Interaksi manis itu memunculkan keakraban yang tak terduga. Rencana magang yang semula hanya dirancang untuk empat hari, menjadi diperpanjang hingga satu pekan. Anak-anak enggan cepat-cepat kembali, sementara para pedagang merasa gembira karena dibantu oleh kepolosan dan inisiatif para siswa.
Jejak Pengalaman yang Membekas
Waktu magang berlalu dan para siswa kembali ke meja belajar mereka. Namun, pengalaman menatap langsung perjuangan di pasar tradisional meninggalkan jejak yang mendalam. Mereka tidak hanya membawa pulang pemahaman tentang cara berdagang, tetapi juga rasa hormat terhadap setiap profesi dan kerja keras.
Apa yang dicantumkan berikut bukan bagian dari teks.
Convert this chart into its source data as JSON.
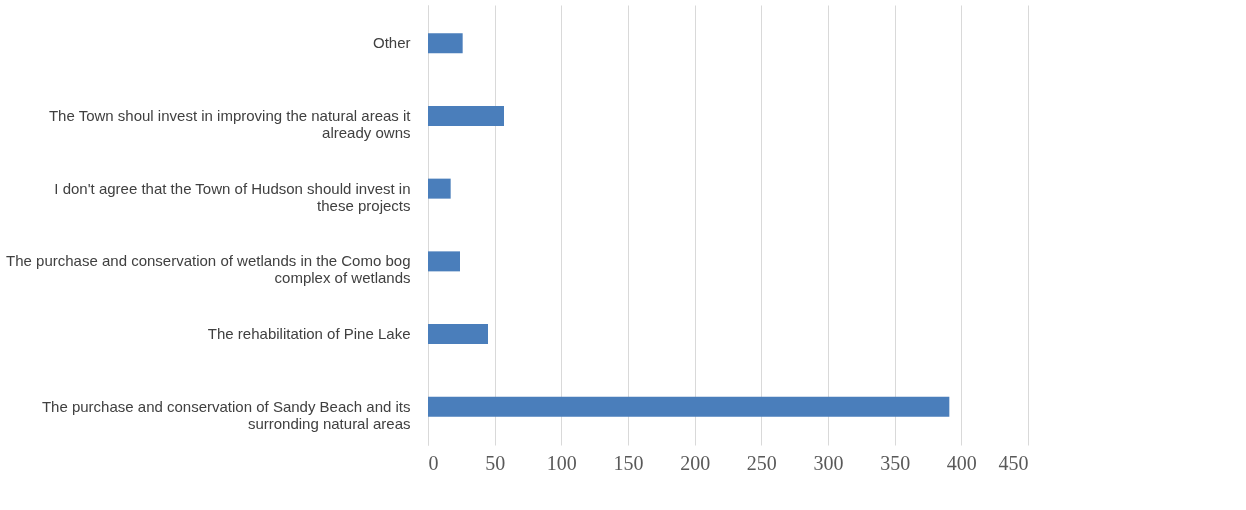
{
  "chart_data": {
    "type": "bar",
    "orientation": "horizontal",
    "categories": [
      "Other",
      "The Town shoul invest in improving the natural areas it already owns",
      "I don't agree that the Town of Hudson should invest in these projects",
      "The purchase and conservation of wetlands in the Como bog complex of wetlands",
      "The rehabilitation of Pine Lake",
      "The purchase and conservation of Sandy Beach and its surronding natural areas"
    ],
    "values": [
      26,
      57,
      17,
      24,
      45,
      391
    ],
    "color": "#4a7ebb",
    "xlim": [
      0,
      450
    ],
    "xticks": [
      0,
      50,
      100,
      150,
      200,
      250,
      300,
      350,
      400,
      450
    ],
    "grid": "x"
  }
}
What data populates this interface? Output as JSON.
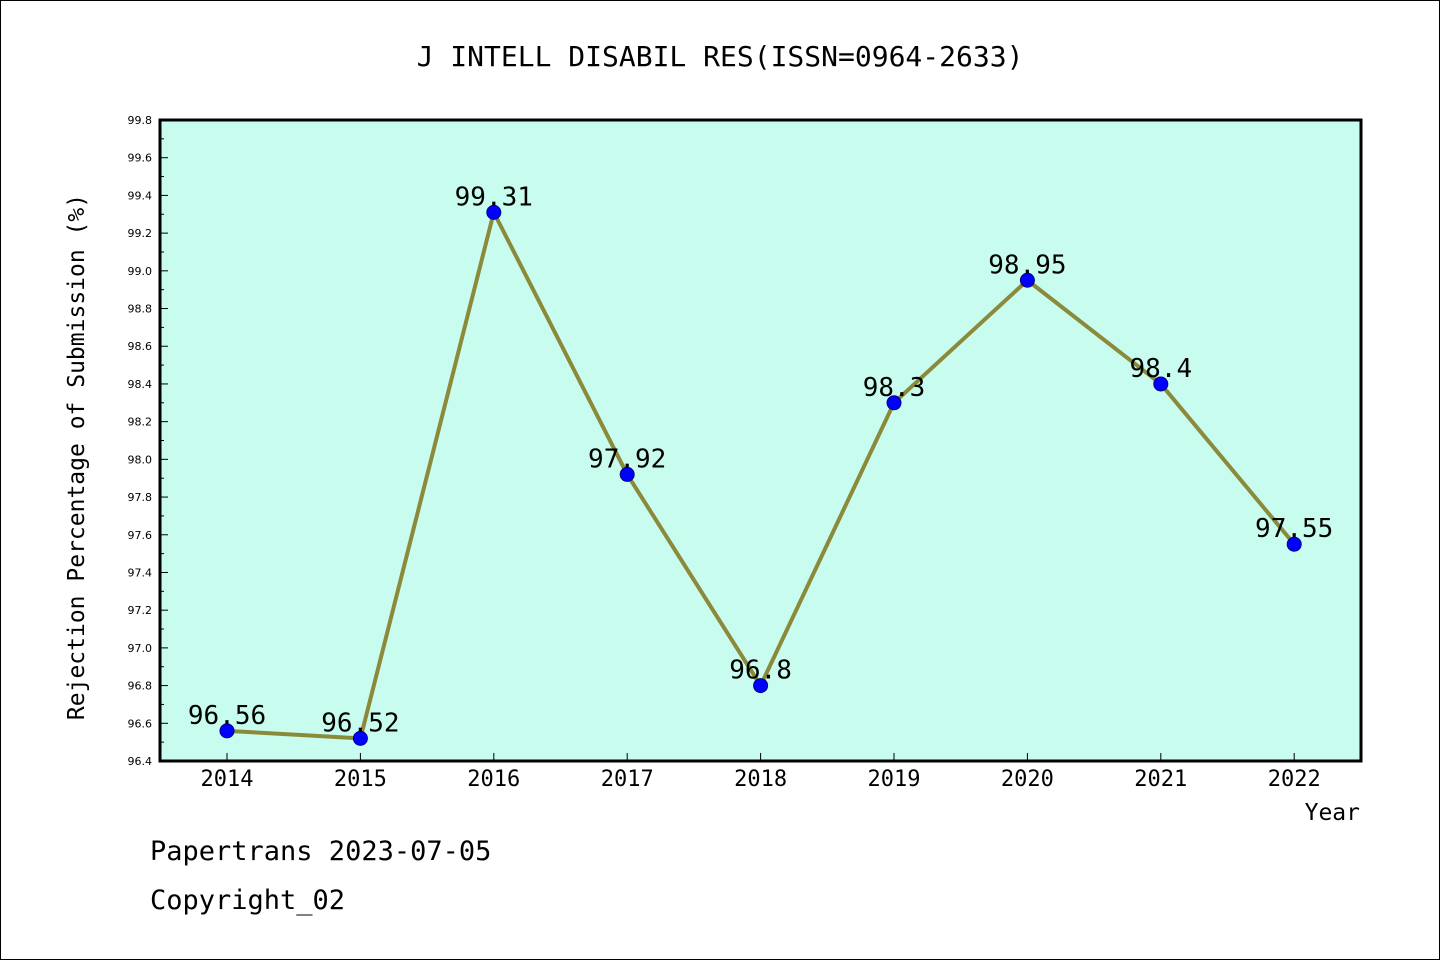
{
  "chart_data": {
    "type": "line",
    "title": "J INTELL DISABIL RES(ISSN=0964-2633)",
    "xlabel": "Year",
    "ylabel": "Rejection Percentage of Submission (%)",
    "categories": [
      "2014",
      "2015",
      "2016",
      "2017",
      "2018",
      "2019",
      "2020",
      "2021",
      "2022"
    ],
    "values": [
      96.56,
      96.52,
      99.31,
      97.92,
      96.8,
      98.3,
      98.95,
      98.4,
      97.55
    ],
    "data_labels": [
      "96.56",
      "96.52",
      "99.31",
      "97.92",
      "96.8",
      "98.3",
      "98.95",
      "98.4",
      "97.55"
    ],
    "ylim": [
      96.4,
      99.8
    ],
    "yticks": [
      "96.4",
      "96.6",
      "96.8",
      "97.0",
      "97.2",
      "97.4",
      "97.6",
      "97.8",
      "98.0",
      "98.2",
      "98.4",
      "98.6",
      "98.8",
      "99.0",
      "99.2",
      "99.4",
      "99.6",
      "99.8"
    ],
    "grid": false,
    "line_color": "#8b8a3a",
    "marker_color": "#0000ff",
    "plot_background": "#c8fcee"
  },
  "footer": {
    "line1": "Papertrans 2023-07-05",
    "line2": "Copyright_02"
  }
}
Pada akhirnya, pasar tradisional bukan sekadar tempat terjadinya transaksi jual beli. Bagi anak-anak SMPIT Nurul Islam Krembung, pasar telah menjadi tempat mereka memupuk karakter, melatih keberanian, dan mengecap manisnya pengalaman hidup yang akan terus mereka ingat hingga dewasa nanti.